Il est si agité que même les mots lui manquent. Il se penche, le visage sur les genoux de Jésus, pleurant les larmes âpres d’un homme rude, âgé, peu habitué à cela et bouleversé par trop de sentiments.

497.4 Jésus pose sa main sur sa tête, comme pour calmer cette douleur et dissiper les pensées perturbatrices, et il lui dit :

« Mon ami, crois-tu que, même s’il devait arriver que… tu ne sois pas parfait à cette heure-là, que le Seigneur, qui est juste, ne mettrait pas en balance ton erreur et le poids de ton amour et de ta volonté présentes ? Et crains-tu que l’or de cet amour et de cette volonté ait moins de poids que ton imperfection momentanée, et qu’il ne suffirait pas à obtenir l’indulgence de Dieu, et avec l’indulgence tous les secours pour redevenir toi-même, mon Simon bien-aimé ?

– Fais-moi mourir ! Sauve-moi ! J’ai peur !

– Tu es ma Pierre, Simon. Puis-je, moi, effriter la pierre sur laquelle je dois fonder celle qui doit me perpétuer sur la terre, mon Eglise ?

– J’en suis indigne. Je le sens. Je suis un pauvre homme, ignorant, pécheur. Toutes les tendances mauvaises sont en moi. Je ne suis pas digne, je ne suis pas digne ! Je deviendrai pervers, homicide, tout ce qu’il y a de pire… Fais-moi mourir. Comprends que, si je devais découvrir celui qui te hait…

– C’est tout un monde qui me hait, Simon. Il faut pardonner.

– Je parle du principal coupable. Il doit y en avoir un qui est le principal, et…

– Il y aura de nombreux un, et tous y joueront un rôle principal.

– Quel rôle ? Celui de… Oh ! ne me le fais pas dire ! Mais moi…

– Mais tu dois pardonner, comme moi et avec moi. Pourquoi te troubles-tu ainsi, Simon, en pensant à ce que tu pourrais faire pour punir ? Laisse ce soin au Seigneur. Toi, aime et pardonne, compatis et pardonne. Eux, tous ceux qui seront coupables envers ton Jésus, ont tant besoin d’être aidés pour obtenir le pardon !

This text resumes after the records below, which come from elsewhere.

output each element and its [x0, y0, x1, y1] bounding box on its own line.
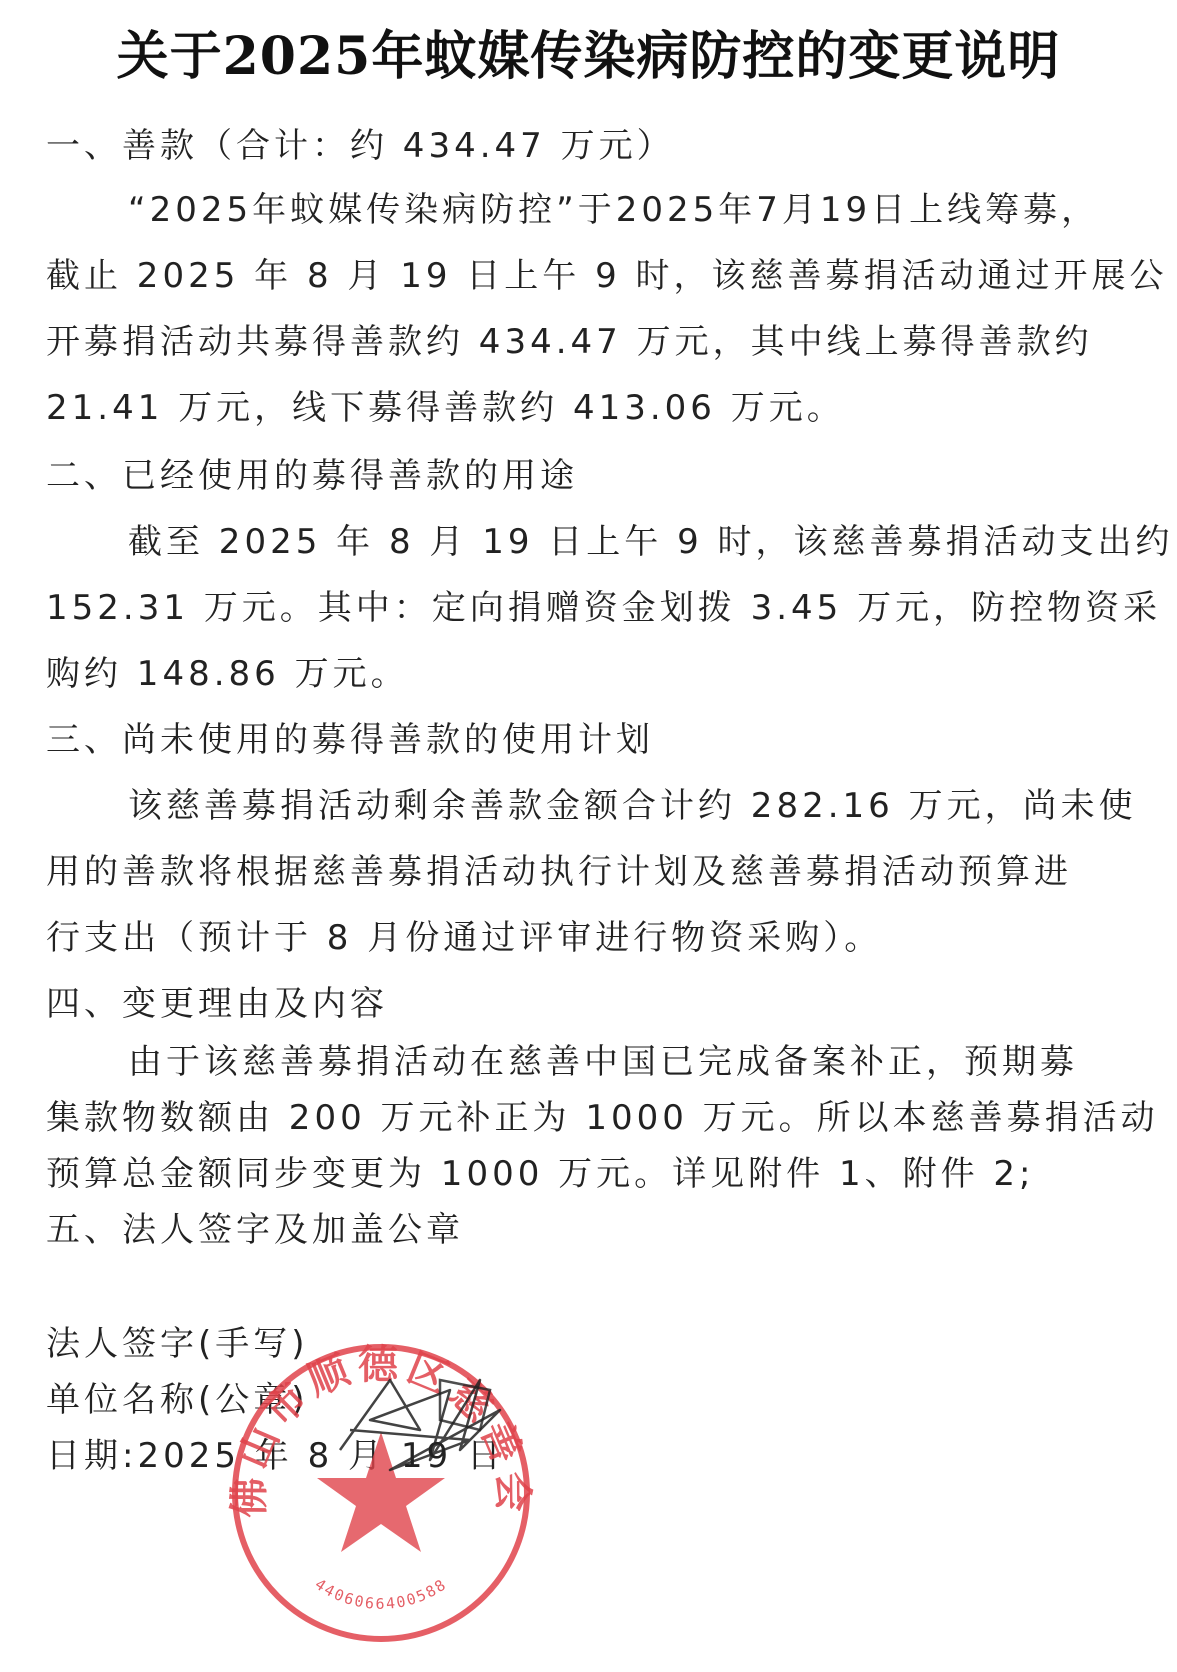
section-3-line: 该慈善募捐活动剩余善款金额合计约 282.16 万元，尚未使 — [128, 784, 1137, 828]
section-1-heading: 一、善款（合计：约 434.47 万元） — [46, 124, 675, 168]
section-1-line: 截止 2025 年 8 月 19 日上午 9 时，该慈善募捐活动通过开展公 — [46, 254, 1168, 298]
handwritten-signature-icon — [330, 1360, 510, 1490]
section-2-line: 152.31 万元。其中：定向捐赠资金划拨 3.45 万元，防控物资采 — [46, 586, 1161, 630]
section-2-line: 购约 148.86 万元。 — [46, 652, 409, 696]
svg-text:4406066400588: 4406066400588 — [312, 1575, 451, 1613]
document-title: 关于2025年蚊媒传染病防控的变更说明 — [0, 14, 1177, 89]
section-3-heading: 三、尚未使用的募得善款的使用计划 — [46, 718, 654, 762]
section-4-line: 由于该慈善募捐活动在慈善中国已完成备案补正，预期募 — [128, 1040, 1078, 1084]
section-2-heading: 二、已经使用的募得善款的用途 — [46, 454, 578, 498]
section-3-line: 用的善款将根据慈善募捐活动执行计划及慈善募捐活动预算进 — [46, 850, 1072, 894]
section-2-line: 截至 2025 年 8 月 19 日上午 9 时，该慈善募捐活动支出约 — [128, 520, 1174, 564]
section-1-line: 开募捐活动共募得善款约 434.47 万元，其中线上募得善款约 — [46, 320, 1093, 364]
section-4-line: 预算总金额同步变更为 1000 万元。详见附件 1、附件 2; — [46, 1152, 1034, 1196]
section-4-heading: 四、变更理由及内容 — [46, 982, 388, 1026]
section-1-line: 21.41 万元，线下募得善款约 413.06 万元。 — [46, 386, 845, 430]
section-5-heading: 五、法人签字及加盖公章 — [46, 1208, 464, 1252]
section-3-line: 行支出（预计于 8 月份通过评审进行物资采购）。 — [46, 916, 882, 960]
section-4-line: 集款物数额由 200 万元补正为 1000 万元。所以本慈善募捐活动 — [46, 1096, 1159, 1140]
section-1-line: “2025年蚊媒传染病防控”于2025年7月19日上线筹募， — [128, 188, 1099, 232]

– Il n’y a pas de pardon pour eux.

– Oh ! Comme tu es sévère avec tes frères, Simon ! Bien sûr que le pardon existe pour eux aussi, s’ils se repentent ! Malheur, si tous ceux qui m’offensent ne pouvaient être pardonnés ! 497.5 Allons, lève-toi, Simon. La peine de tes compagnons s’est sûrement accrue en voyant que, moi aussi, je ne suis plus au bercail. Mais, quitte à les faire souffrir quelque temps encore avant d’aller les trouver, prions. Prions ensemble. Il n’y a rien d’autre à faire pour retrouver paix, force spirituelle, amour, compassion… même envers nous-mêmes. La prière met en fuite les fantômes de Satan, elle nous fait nous sentir près de Dieu. Et avec Dieu près de soi, on peut tout affronter et supporter avec justice et mérite. Prions ainsi, toi et moi ensemble, ici sur cette montagne d’où la vue s’étend sur une si grande partie de notre patrie, comme du haut du mont Nébo la Terre Promise s’est découverte à la vue de Moïse. Nous, qui sommes plus chanceux que lui, nous apportons à cette terre qui appartiendra au Christ, la Parole et le Salut. Moi pour commencer, et toi ensuite. Regarde ! Dans les dernières lueurs du jour, on distingue encore les monts de Judée. Mais, au-delà, il y a la plaine, la mer, et puis d’autres terres, le monde… Tous t’attendent, Pierre. Ils t’attendent pour savoir qu’il existe un vrai Dieu, un Dieu qui apportera la lumière véritable aux âmes qui marchent à tâtons dans la nuit du paganisme et de l’idolâtrie. Vois : sur la terre, la lumière s’affaiblit. Comment les voyageurs pourraient-ils ne pas perdre la direction par une nuit sans lumière ? Mais voici l’étoile Polaire. Elle se lève déjà pour guider les voyageurs. Ma religion sera l’étoile qui guidera les voyageurs spirituels sur la route du Ciel. Et tu seras uni à elle au point d’être une seule lumière avec moi et avec ma Doctrine, ô mon Pierre, ma Pierre bénie. Prions pour cette heure où les hommes seront sauvés grâce à mon nom. “ Notre Père, qui es aux Cieux ”… »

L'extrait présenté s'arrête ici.